This means allowing yourself to come out of autopilot sometimes and listen. In theory this sounds easy, but it can be really hard to put into practice. We are so used to doing things to get results. that we forget that taking some time out or doing something just for the fun of it is necessary to balance our lives.
The first time used this approach It was a real struggle. I felt guilty for taking this time “doing nothing”. It was unproductive and seemed to go against the grain. And it was yet another thing to put on my “to do” list. But think about it. Watching TV is unproductive too, but it is socially accepted. After a hard day, we think nothing of dropping onto the couch and watching TV. Yet while we are doing this (and it’s often for more than 10 minutes), we are focused on what we are watching (and often texting or catching up with social media at the same time…). And it doesn’t help us switch off and tune into ourselves. We can still watch TV, but we need to take some real time out too.
Learning to take some quality time for yourself
You can start by consciously taking 10 minutes a day for yourself. This is actually really difficult if you are not used to it. There is always something else we feel we should be doing, something else to think about.
The best way to set this in motion is to decide that this will happen after a specific time every day. It can be when you get up (though I have never managed this one myself), after lunch, before you sit down and watch tv. You choose. But it needs to become a habit. If it helps, write that 10-minute slot in your diary as if it were a meeting or an obligation.
10 ideas for being present here and now
If you’re feeling tired, maybe you’ll use this 10 minutes to take a bath. Try to let your mind rest from its constant chit-chat. Just look at the bubbles, the different sizes of bubbles, and the colors reflected in them. And then take some time consciously looking after your skin.
Maybe you’ll use this time to sit still and listen to some happy or soothing music – with your phone and TV off. Try to turn off your mind and just let the music take you on journey. And if you fall asleep, don’t worry.
Maybe play an instrument. Again, let yourself just play something you know.

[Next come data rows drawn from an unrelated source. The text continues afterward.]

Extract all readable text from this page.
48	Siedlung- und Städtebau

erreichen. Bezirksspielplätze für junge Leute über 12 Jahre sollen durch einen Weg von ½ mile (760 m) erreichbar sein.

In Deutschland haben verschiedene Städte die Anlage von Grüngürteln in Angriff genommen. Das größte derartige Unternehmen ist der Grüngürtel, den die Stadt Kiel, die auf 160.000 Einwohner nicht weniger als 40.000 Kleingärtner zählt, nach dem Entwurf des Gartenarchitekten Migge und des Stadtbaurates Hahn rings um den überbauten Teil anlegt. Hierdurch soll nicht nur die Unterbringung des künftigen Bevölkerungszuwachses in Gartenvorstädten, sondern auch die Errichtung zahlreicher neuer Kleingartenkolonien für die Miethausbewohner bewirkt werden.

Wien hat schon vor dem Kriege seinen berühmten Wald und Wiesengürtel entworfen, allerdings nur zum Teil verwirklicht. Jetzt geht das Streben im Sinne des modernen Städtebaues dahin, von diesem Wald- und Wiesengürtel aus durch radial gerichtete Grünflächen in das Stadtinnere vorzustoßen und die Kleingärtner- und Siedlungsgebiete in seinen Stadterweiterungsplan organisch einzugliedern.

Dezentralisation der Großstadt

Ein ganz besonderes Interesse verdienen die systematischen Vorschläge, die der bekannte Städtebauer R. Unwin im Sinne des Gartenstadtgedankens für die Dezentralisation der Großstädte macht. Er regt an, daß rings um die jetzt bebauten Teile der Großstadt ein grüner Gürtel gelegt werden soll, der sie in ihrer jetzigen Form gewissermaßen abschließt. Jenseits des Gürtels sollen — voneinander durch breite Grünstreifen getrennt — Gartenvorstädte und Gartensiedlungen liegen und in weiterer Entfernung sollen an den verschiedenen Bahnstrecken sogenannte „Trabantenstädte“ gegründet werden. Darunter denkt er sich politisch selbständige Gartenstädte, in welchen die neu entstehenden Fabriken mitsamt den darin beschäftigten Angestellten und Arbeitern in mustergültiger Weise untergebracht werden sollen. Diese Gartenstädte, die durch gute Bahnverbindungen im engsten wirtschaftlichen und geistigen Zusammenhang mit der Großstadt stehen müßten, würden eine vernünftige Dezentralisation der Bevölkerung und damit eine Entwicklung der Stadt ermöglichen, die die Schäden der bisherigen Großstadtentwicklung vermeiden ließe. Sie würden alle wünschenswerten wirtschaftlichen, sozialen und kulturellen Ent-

Who cares if you miss a few notes. Just enjoy the flow of it.
Or take the dog for a walk actually being present with your dog and not thinking about what you have to do next, tomorrow…
Maybe you’ll go outside and look around, see what’s new, the flowers that are in bloom…
If your mind is really whirring, doing some mindful meditation can be really helpful. At Calm.com, as well as the free 7 days of calm, there are also some daily calm free sessions on resilience, gratitude, and impermanence that I find soothing. Don’t worry if your mind continues whirring a little, you will find you sleep better even if you disconnect just for a few seconds of the 10-minute program.
Is doesn’t really matter what you do, as long as you find it enjoyable and stop hard thinking.